While a stock buyback warning may appear to be a contradiction in terms, it is far from it in today’s market.
We all know that the primary mission of a publicly traded company is to generate profits, more commonly referred to as earnings on Wall Street. But after the profits are earned the company must do something with the cash.
While it may be prudent for the company to hold some cash for future needs, shareholders don’t like to see the “war chest” get too big. From their perspective this idle cash needs to be invested by the company to increase future earnings or be returned to the shareholders.
If the company can see an opportunity to grow their business by building new stores, expanding their factory, hiring more workers, or investing in research and development they will reinvest the profits to grow future profits. But if the economy simply isn’t presenting any good opportunities they’re not going to take the risk.
If the company can’t come up with a more productive use of the profits they may choose to initiate or increase their dividend payments to shareholders. But first the company must determine if current profits are sustainable to pay the dividend in the future.
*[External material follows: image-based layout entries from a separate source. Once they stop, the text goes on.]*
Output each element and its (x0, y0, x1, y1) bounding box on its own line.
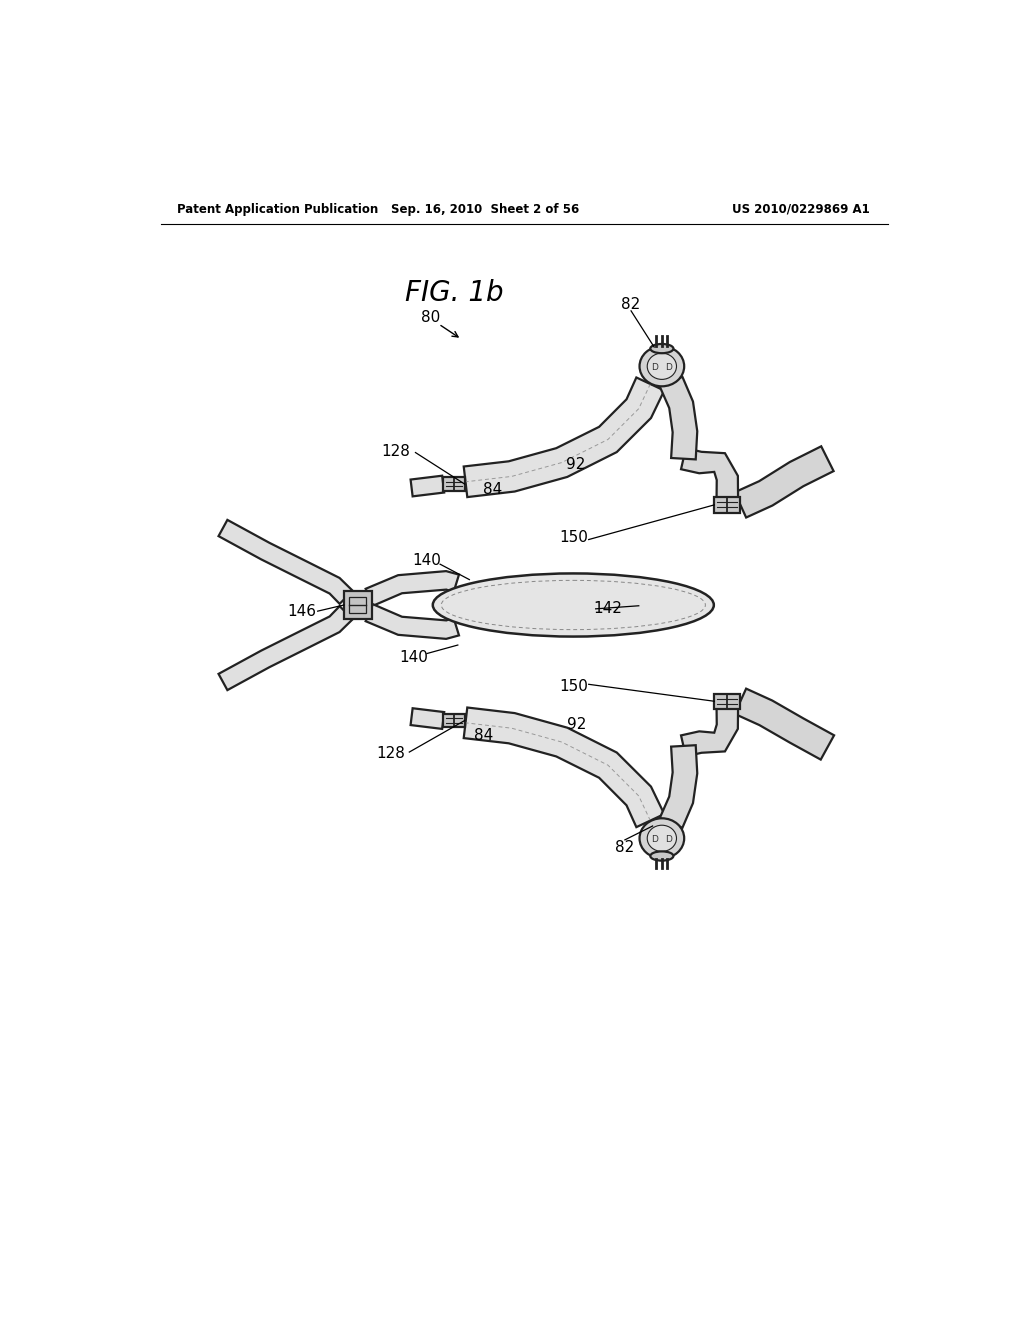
Text: 150: 150 (559, 678, 588, 694)
Text: 142: 142 (594, 602, 623, 616)
Bar (714, 693, 740, 709)
Polygon shape (366, 605, 459, 639)
Text: 92: 92 (567, 717, 587, 731)
Text: 140: 140 (399, 649, 428, 665)
Bar (349, 597, 367, 614)
Polygon shape (464, 378, 665, 498)
Polygon shape (464, 708, 665, 828)
Text: 128: 128 (382, 444, 411, 458)
Text: FIG. 1b: FIG. 1b (404, 279, 503, 308)
Polygon shape (411, 709, 444, 729)
Text: US 2010/0229869 A1: US 2010/0229869 A1 (732, 203, 869, 215)
Bar (443, 478, 465, 491)
Text: 128: 128 (377, 746, 406, 762)
Polygon shape (659, 746, 697, 828)
Polygon shape (681, 449, 738, 502)
Text: D: D (651, 363, 658, 371)
Ellipse shape (640, 818, 684, 858)
Polygon shape (366, 572, 459, 606)
Bar (344, 591, 372, 619)
Ellipse shape (433, 573, 714, 636)
Polygon shape (659, 376, 697, 459)
Text: 84: 84 (473, 729, 493, 743)
Polygon shape (218, 606, 352, 690)
Text: 82: 82 (615, 840, 635, 855)
Text: 140: 140 (413, 553, 441, 568)
Ellipse shape (650, 851, 674, 861)
Text: 84: 84 (483, 482, 502, 498)
Bar (443, 714, 465, 727)
Ellipse shape (640, 346, 684, 387)
Text: 146: 146 (287, 603, 316, 619)
Text: Sep. 16, 2010  Sheet 2 of 56: Sep. 16, 2010 Sheet 2 of 56 (390, 203, 579, 215)
Polygon shape (734, 446, 834, 517)
Ellipse shape (647, 354, 677, 379)
Ellipse shape (647, 825, 677, 851)
Text: 92: 92 (566, 457, 586, 473)
Text: D: D (666, 363, 672, 371)
Text: 82: 82 (622, 297, 641, 313)
Text: 80: 80 (421, 310, 440, 325)
Text: D: D (651, 834, 658, 843)
Polygon shape (218, 520, 352, 603)
Text: D: D (666, 834, 672, 843)
Text: 150: 150 (559, 529, 588, 545)
Polygon shape (411, 475, 444, 496)
Polygon shape (734, 689, 835, 759)
Bar (714, 498, 740, 512)
Text: Patent Application Publication: Patent Application Publication (177, 203, 378, 215)
Polygon shape (681, 705, 738, 756)
Ellipse shape (650, 345, 674, 354)
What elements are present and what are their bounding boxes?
Shareholders are happy to see an increase in their dividend check but become very unhappy if the company decreases it later.
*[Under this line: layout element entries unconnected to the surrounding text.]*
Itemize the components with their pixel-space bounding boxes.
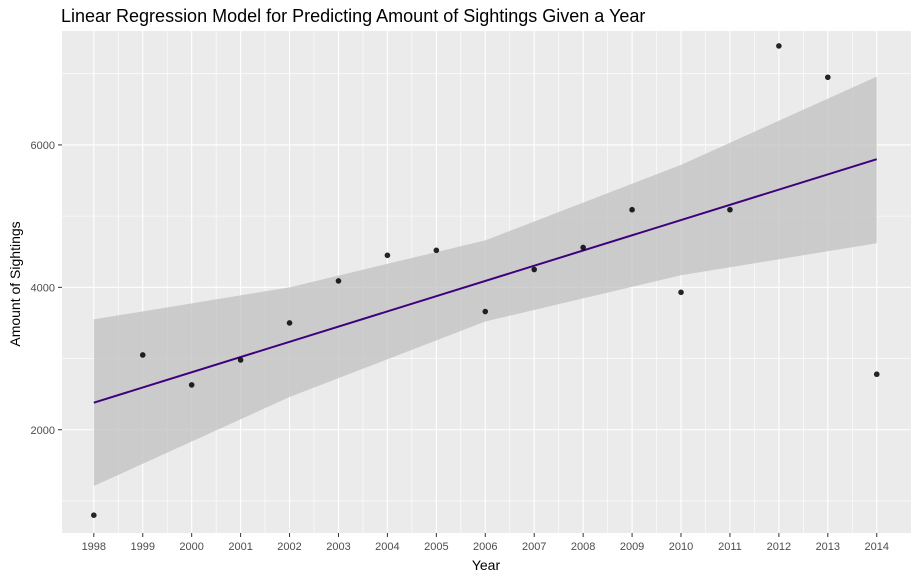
x-tick-label: 2005: [424, 541, 448, 553]
x-tick-label: 2007: [522, 541, 546, 553]
x-tick-label: 2001: [228, 541, 252, 553]
x-tick-label: 2003: [326, 541, 350, 553]
y-tick-label: 6000: [31, 140, 55, 152]
y-tick-label: 2000: [31, 425, 55, 437]
data-point: [335, 278, 342, 284]
data-point: [776, 43, 782, 49]
data-point: [580, 244, 586, 251]
data-point: [873, 371, 880, 378]
data-point: [188, 382, 195, 388]
data-point: [825, 74, 831, 81]
x-tick-label: 2008: [571, 541, 595, 553]
y-axis-title: Amount of Sightings: [7, 221, 23, 346]
x-tick-label: 2009: [620, 541, 644, 553]
data-point: [237, 357, 244, 363]
y-tick-label: 4000: [31, 282, 55, 294]
x-tick-label: 1998: [82, 541, 106, 553]
x-tick-label: 2010: [669, 541, 693, 553]
x-axis-ticks: 1998 1999 2000 2001 2002 2003 2004 2005 2006 2007…: [82, 533, 889, 553]
data-point: [678, 289, 684, 296]
x-tick-label: 2012: [767, 541, 791, 553]
data-point: [384, 252, 391, 259]
x-tick-label: 2000: [179, 541, 203, 553]
data-point: [286, 320, 293, 326]
y-axis-ticks: 2000 4000 6000: [31, 140, 62, 437]
x-tick-label: 1999: [130, 541, 154, 553]
data-point: [531, 266, 538, 273]
data-points: [91, 43, 880, 518]
x-tick-label: 2013: [816, 541, 840, 553]
x-tick-label: 2002: [277, 541, 301, 553]
x-tick-label: 2011: [718, 541, 742, 553]
data-point: [433, 247, 440, 254]
x-tick-label: 2006: [473, 541, 497, 553]
x-tick-label: 2014: [865, 541, 889, 553]
regression-line: [93, 158, 878, 404]
x-tick-label: 2004: [375, 541, 399, 553]
data-point: [727, 206, 733, 213]
x-axis-title: Year: [472, 557, 501, 573]
data-point: [482, 308, 489, 315]
data-point: [629, 206, 635, 213]
chart-title: Linear Regression Model for Predicting A…: [61, 6, 645, 26]
data-point: [91, 512, 97, 518]
data-point: [139, 352, 146, 358]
If all else fails, the company may choose to buy back shares of their stock from current shareholders. This will drive up the value of the shares because new buyers will be willing to pay a higher price for a larger piece of the company. This makes existing shareholders happy.
While the financial media likes to cheer when a company announces a stock buyback, what is it really telling us? It’s telling us that the risk in the current economic environment is too high to invest in expanding their company and the company doesn’t believe current earnings are sustainable to support future dividend payments.
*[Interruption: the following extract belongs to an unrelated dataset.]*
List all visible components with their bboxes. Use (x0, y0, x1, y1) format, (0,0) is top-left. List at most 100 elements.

While this may not seem very alarming when only a handful of companies choose to buy back shares, what does it tell us when it’s the latest fad on Wall Street?
According to the August 16th issue of “The Economist” and data services company “Trim Tabs”, companies purchased $671 billion worth in stock buybacks in 2013 and have made plans for nearly $300 billion already this year. “That is more than four times the money placed into stock funds by retail and institutional investors.”
“Like a snake swallowing its own tail, the corporate sector is absorbing its own equity. How long this can continue is anyone’s guess. The peak year for share buybacks was 2007, just before the debt crises. That is not a great omen.”